Visit Your Motherland
Last year I went back to Nigeria for the first time in over a decade and it blew my mind. The reason it had taken me so long to return was because, quite frankly, I was afraid. The only time I’d ever seen Nigeria make the British media was for stuff like Boko Haram, ‘fraud stars’, corruption or poverty. The irony is that a lot of Nigerians are also sold a misrepresentative image of what the Western world looks like. Some Nigerians are so desperate to escape their beautiful homeland that they’re willing to accept a security job or toilet job at some dingy British nightclub. If you speak to the 6’4” West African guy on the door of your favourite nightclub, he probably leads a relatively affluent life in his home country but has ended up escorting drunken students off the street as a result of false hope. Many people risk it all to experience the gold-paved streets of Britain, only to realise that they don’t wish to stay. For one, it’s bloody freezing here. Of course there are plenty of positives about living in a ‘first world society’ but the idea that it’s all paradise has to be dismissed.

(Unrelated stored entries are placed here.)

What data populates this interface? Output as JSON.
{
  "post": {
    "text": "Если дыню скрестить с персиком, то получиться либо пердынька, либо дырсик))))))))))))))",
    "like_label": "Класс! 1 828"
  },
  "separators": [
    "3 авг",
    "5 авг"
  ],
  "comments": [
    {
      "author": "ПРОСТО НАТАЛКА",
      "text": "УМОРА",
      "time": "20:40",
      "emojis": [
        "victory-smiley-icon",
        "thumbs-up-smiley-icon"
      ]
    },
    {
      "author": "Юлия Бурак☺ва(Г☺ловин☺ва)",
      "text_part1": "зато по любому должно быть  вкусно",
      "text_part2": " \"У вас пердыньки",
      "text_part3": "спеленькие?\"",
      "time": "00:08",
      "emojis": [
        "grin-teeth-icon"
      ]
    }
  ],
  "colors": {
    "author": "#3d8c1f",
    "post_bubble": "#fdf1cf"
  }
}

“I firmly believe that personal safety doesn’t depend on the country that you visit. It depends more on where specifically in that country that you choose to go.”
One way to dismiss this myth might be to encourage more of us who have African heritage to go over and experience Africa for ourselves. Ignore the UK government’s pious advice that provides a somewhat out of touch opinion on where is and isn’t safe to travel. It almost discouraged me from making my trip in the first place. Long story short, some of the areas that the government said were not safe, were safe. Some of the places that they said were safe, were not safe. Part of the issue was that I was working on a sponsored filmmaking project out there, hence health and safety was high on the agenda. However, I can’t help but think that they would’ve had far less problems with me travelling to somewhere like France even though it had also faced terror attacks at the time. I firmly believe that personal safety doesn’t depend on the country that you visit. It depends more on where specifically in that country that you choose to go.
If you’ve got Nigerian heritage but haven’t been there yet, I don’t know what you’re waiting for. I saw more wealth than I could ever have imagined. Living in the UK for so long had caused me to completely lose track of what my motherland was actually like. I had come to a point where not only did I feel reluctant to go back to Nigeria, but I also felt that I had every reason to look down on the people who lived there. In actual fact, due to my new found ignorance I was made to look stupid while I was out there. On one occasion, an intricate piece of my phone was broken so a friend recommended that I take it to a local phone repair store. Western cynicism led me to believe that they wouldn’t be able to fix it, bearing in mind how much of a struggle it is to get a phone fixed back in the UK. The Nigerians had my phone fixed within the hour. There was no sending it off for 3-days or the need to pay an overpriced fee.
“Forget going on holiday in Europe, Asia or wherever else. Go for a holiday in Africa; it will show you a very different perception of life.”
Nigerians are some of the smartest people on this earth! It’s no coincidence that two of the youngest people to ever pass GCSE’s are Nigerian twins. It may come as a surprise to some that Nigerians basically have access to everything we have here. They have duplex shopping centers with the latest appliances and they have their own versions of Tesco, Curry’s and Ikea. I even went to a cinema that claimed that they had 9D. I have no idea what the hell that is but we’ve only got 3D here! If you are of a British-African background and feel a disconnect with the continent of Africa, I think it’s incredibly important that you muster up the courage to go and visit the motherland. Forget going on holiday in Europe, Asia or wherever else. Go for a holiday in Africa; it will show you a very different perception of life. Family is an integral part of most African cultures so go and visit your family even if they’re just distant relatives.
“People actually take stuff away from parties in Nigeria. Don’t be surprised if you see people leaving with bags of Jollof rice and Supermalt!”
If you want to see how partying and celebrating is supposed to be done, then you have to go! Nigerians are very proud and they love to show-off. One thing I remember finding weird when I first moved to the UK was the ‘bring your own booze’ concept at parties. What’s the point of the party then? If a Nigerian is hosting a party, you only need to bring yourself. People actually take stuff away from parties in Nigeria. Don’t be surprised if you see people leaving with bags of Jollof rice and Supermalt! Africa is such a rich and diverse continent. You are seriously missing out if you don’t go and explore it for yourself.